Per una curiosa coincidenza con uno degli esteti più famosi del XIX secolo, il Dottor Samuel-Jean Rossi di cui ho scritto, indossò sul pigiama la vestaglia rossa che amava chiamare da “imperatore” avvolgendo da vivo nell’estremo narcisismo le sue spoglie di lì a poco mortali.

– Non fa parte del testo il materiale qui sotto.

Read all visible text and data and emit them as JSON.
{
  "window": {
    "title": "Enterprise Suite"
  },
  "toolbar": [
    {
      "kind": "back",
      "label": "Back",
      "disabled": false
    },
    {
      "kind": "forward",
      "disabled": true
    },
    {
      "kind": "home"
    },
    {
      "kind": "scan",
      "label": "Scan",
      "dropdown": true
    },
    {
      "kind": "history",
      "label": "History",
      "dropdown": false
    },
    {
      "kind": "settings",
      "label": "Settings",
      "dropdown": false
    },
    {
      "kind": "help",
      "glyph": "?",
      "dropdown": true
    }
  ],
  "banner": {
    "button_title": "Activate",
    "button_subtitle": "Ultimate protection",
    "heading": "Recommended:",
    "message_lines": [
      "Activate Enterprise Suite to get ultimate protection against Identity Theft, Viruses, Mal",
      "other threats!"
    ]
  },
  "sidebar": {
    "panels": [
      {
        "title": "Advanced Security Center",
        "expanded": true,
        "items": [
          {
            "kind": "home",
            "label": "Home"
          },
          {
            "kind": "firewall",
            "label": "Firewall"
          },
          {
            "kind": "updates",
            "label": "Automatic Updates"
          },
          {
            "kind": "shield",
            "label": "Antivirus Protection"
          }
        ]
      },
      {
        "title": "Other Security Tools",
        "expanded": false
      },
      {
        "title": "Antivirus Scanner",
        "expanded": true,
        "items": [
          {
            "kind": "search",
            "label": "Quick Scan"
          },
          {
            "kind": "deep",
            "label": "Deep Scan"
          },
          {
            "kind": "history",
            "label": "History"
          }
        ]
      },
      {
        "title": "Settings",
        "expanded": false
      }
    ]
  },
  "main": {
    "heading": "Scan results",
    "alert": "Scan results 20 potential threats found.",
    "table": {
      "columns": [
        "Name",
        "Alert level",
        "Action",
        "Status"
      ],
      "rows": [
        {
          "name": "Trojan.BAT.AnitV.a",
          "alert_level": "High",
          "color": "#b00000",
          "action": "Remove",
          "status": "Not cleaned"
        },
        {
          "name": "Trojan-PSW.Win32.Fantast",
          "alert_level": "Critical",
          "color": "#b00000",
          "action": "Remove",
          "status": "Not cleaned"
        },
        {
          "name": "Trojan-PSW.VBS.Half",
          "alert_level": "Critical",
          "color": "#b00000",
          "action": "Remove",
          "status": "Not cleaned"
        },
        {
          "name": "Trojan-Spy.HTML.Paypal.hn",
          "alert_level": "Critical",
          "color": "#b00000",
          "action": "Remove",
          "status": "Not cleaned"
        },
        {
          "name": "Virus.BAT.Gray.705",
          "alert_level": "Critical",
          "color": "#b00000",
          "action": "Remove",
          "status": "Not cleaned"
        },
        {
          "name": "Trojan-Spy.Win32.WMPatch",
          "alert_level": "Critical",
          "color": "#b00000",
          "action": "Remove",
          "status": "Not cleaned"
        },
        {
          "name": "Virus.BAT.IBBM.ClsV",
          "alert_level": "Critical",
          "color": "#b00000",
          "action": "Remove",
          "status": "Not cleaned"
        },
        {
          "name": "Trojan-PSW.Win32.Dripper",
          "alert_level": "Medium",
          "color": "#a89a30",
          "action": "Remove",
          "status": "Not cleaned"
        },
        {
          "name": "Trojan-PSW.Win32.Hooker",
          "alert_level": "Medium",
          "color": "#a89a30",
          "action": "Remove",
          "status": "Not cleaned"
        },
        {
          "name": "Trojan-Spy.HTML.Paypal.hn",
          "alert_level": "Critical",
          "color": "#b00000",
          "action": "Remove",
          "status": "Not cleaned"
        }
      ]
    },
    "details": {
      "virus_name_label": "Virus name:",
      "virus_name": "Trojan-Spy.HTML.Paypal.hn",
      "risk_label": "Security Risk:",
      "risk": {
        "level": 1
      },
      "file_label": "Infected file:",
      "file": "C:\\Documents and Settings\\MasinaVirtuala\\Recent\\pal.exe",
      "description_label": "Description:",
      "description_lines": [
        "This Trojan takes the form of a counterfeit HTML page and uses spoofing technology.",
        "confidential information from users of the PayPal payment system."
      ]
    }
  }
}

Così lo commemorò Gabriel Garcia Marquez. “Questa volta sembra essere vero: Hemingway è morto – scrisse – la notizia ha commosso, in luoghi opposti e isolati del mondo, i camerieri da lui incontrati nei caffè, le sue guide di caccia, certi boxeur caduti in disgrazia e qualche sicario in pensione. Nel paesino di Ketchum, Idaho, la morte del buon vicino è stata appena un doloroso incidente locale. Il corpo non rimarrà esposto agli uccelli rapaci, insieme ai resti di un leopardo congelato sulla cima di una montagna, ma riposerà tranquillamente in uno di quei cimiteri troppo igienici degli Stati Uniti, circondato da cadaveri amici”.

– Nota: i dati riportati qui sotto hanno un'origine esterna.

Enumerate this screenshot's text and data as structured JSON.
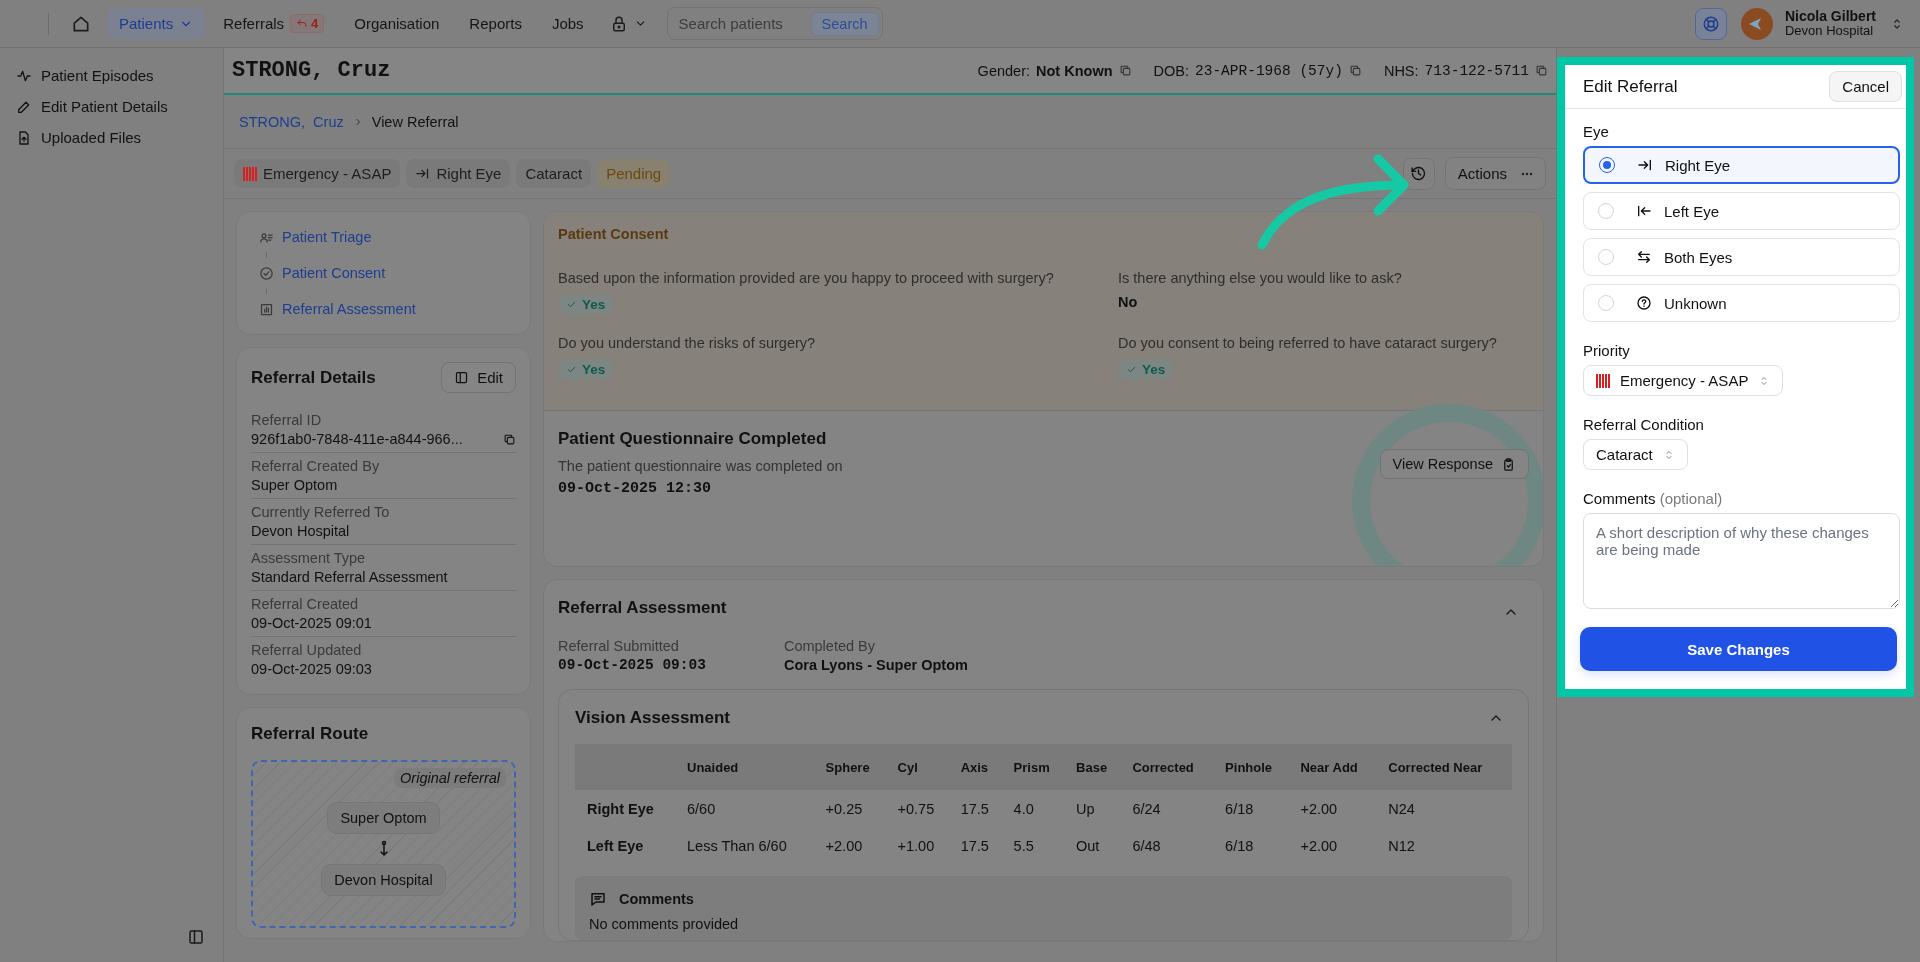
{
  "nav": {
    "items": [
      {
        "label": "Patients",
        "selected": true,
        "kind": "dropdown"
      },
      {
        "label": "Referrals",
        "selected": false,
        "kind": "count",
        "count": "4"
      },
      {
        "label": "Organisation",
        "selected": false,
        "kind": "plain"
      },
      {
        "label": "Reports",
        "selected": false,
        "kind": "plain"
      },
      {
        "label": "Jobs",
        "selected": false,
        "kind": "plain"
      }
    ],
    "search": {
      "placeholder": "Search patients",
      "button": "Search"
    },
    "user": {
      "name": "Nicola Gilbert",
      "org": "Devon Hospital"
    }
  },
  "sidebar": {
    "items": [
      {
        "label": "Patient Episodes",
        "kind": "activity"
      },
      {
        "label": "Edit Patient Details",
        "kind": "pencil"
      },
      {
        "label": "Uploaded Files",
        "kind": "file"
      }
    ]
  },
  "patient": {
    "name": "STRONG, Cruz",
    "info": [
      {
        "label": "Gender:",
        "value": "Not Known",
        "kind": "text"
      },
      {
        "label": "DOB:",
        "value": "23-APR-1968 (57y)",
        "kind": "code"
      },
      {
        "label": "NHS:",
        "value": "713-122-5711",
        "kind": "code"
      }
    ]
  },
  "breadcrumb": {
    "parent": "STRONG,  Cruz",
    "current": "View Referral"
  },
  "tags": [
    {
      "label": "Emergency - ASAP",
      "kind": "priority"
    },
    {
      "label": "Right Eye",
      "kind": "eye"
    },
    {
      "label": "Cataract",
      "kind": "plain"
    },
    {
      "label": "Pending",
      "kind": "status"
    }
  ],
  "actions_button": "Actions",
  "steps": [
    {
      "label": "Patient Triage",
      "kind": "triage"
    },
    {
      "label": "Patient Consent",
      "kind": "consent"
    },
    {
      "label": "Referral Assessment",
      "kind": "assessment"
    }
  ],
  "referral_details": {
    "title": "Referral Details",
    "edit_button": "Edit",
    "fields": [
      {
        "label": "Referral ID",
        "value": "926f1ab0-7848-411e-a844-966...",
        "copyable": true
      },
      {
        "label": "Referral Created By",
        "value": "Super Optom",
        "copyable": false
      },
      {
        "label": "Currently Referred To",
        "value": "Devon Hospital",
        "copyable": false
      },
      {
        "label": "Assessment Type",
        "value": "Standard Referral Assessment",
        "copyable": false
      },
      {
        "label": "Referral Created",
        "value": "09-Oct-2025 09:01",
        "copyable": false
      },
      {
        "label": "Referral Updated",
        "value": "09-Oct-2025 09:03",
        "copyable": false
      }
    ]
  },
  "referral_route": {
    "title": "Referral Route",
    "tag": "Original referral",
    "nodes": [
      "Super Optom",
      "Devon Hospital"
    ]
  },
  "consent": {
    "title": "Patient Consent",
    "questions": [
      {
        "question": "Based upon the information provided are you happy to proceed with surgery?",
        "answer": "Yes",
        "kind": "badge"
      },
      {
        "question": "Do you understand the risks of surgery?",
        "answer": "Yes",
        "kind": "badge"
      },
      {
        "question": "Is there anything else you would like to ask?",
        "answer": "No",
        "kind": "text"
      },
      {
        "question": "Do you consent to being referred to have cataract surgery?",
        "answer": "Yes",
        "kind": "badge"
      }
    ]
  },
  "questionnaire": {
    "title": "Patient Questionnaire Completed",
    "text": "The patient questionnaire was completed on",
    "date": "09-Oct-2025 12:30",
    "button": "View Response"
  },
  "assessment": {
    "title": "Referral Assessment",
    "expanded": true,
    "fields": [
      {
        "label": "Referral Submitted",
        "value": "09-Oct-2025 09:03",
        "kind": "code"
      },
      {
        "label": "Completed By",
        "value": "Cora Lyons - Super Optom",
        "kind": "text"
      }
    ],
    "vision": {
      "title": "Vision Assessment",
      "expanded": true,
      "columns": [
        "Unaided",
        "Sphere",
        "Cyl",
        "Axis",
        "Prism",
        "Base",
        "Corrected",
        "Pinhole",
        "Near Add",
        "Corrected Near"
      ],
      "rows": [
        {
          "eye": "Right Eye",
          "values": [
            "6/60",
            "+0.25",
            "+0.75",
            "17.5",
            "4.0",
            "Up",
            "6/24",
            "6/18",
            "+2.00",
            "N24"
          ]
        },
        {
          "eye": "Left Eye",
          "values": [
            "Less Than 6/60",
            "+2.00",
            "+1.00",
            "17.5",
            "5.5",
            "Out",
            "6/48",
            "6/18",
            "+2.00",
            "N12"
          ]
        }
      ],
      "comments": {
        "title": "Comments",
        "text": "No comments provided"
      }
    }
  },
  "edit_referral": {
    "title": "Edit Referral",
    "cancel": "Cancel",
    "eye_label": "Eye",
    "eye_options": [
      {
        "label": "Right Eye",
        "kind": "right",
        "selected": true
      },
      {
        "label": "Left Eye",
        "kind": "left",
        "selected": false
      },
      {
        "label": "Both Eyes",
        "kind": "both",
        "selected": false
      },
      {
        "label": "Unknown",
        "kind": "unknown",
        "selected": false
      }
    ],
    "priority_label": "Priority",
    "priority": "Emergency - ASAP",
    "condition_label": "Referral Condition",
    "condition": "Cataract",
    "comments_label": "Comments",
    "comments_hint": "(optional)",
    "comments": {
      "placeholder": "A short description of why these changes are being made"
    },
    "save_button": "Save Changes"
  }
}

Noi vogliamo ricordarlo con le parole del romanzo che nel 1954 gli valse il Premio Nobel per la Letteratura e al cui protagonista, il vecchio pescatore Santiago, l’attore Spencer Tracy prestò il proprio volto: “Ora, nel buio, e senza luci in vista e senza chiarori, e soltanto col vento e la spintaregolare della vela, gli parve di essere già morto, forse. Congiunse le mani e si tastò le palme. Non erano morte e gli bastava aprirle e chiuderle per risuscitare il dolore della vita.”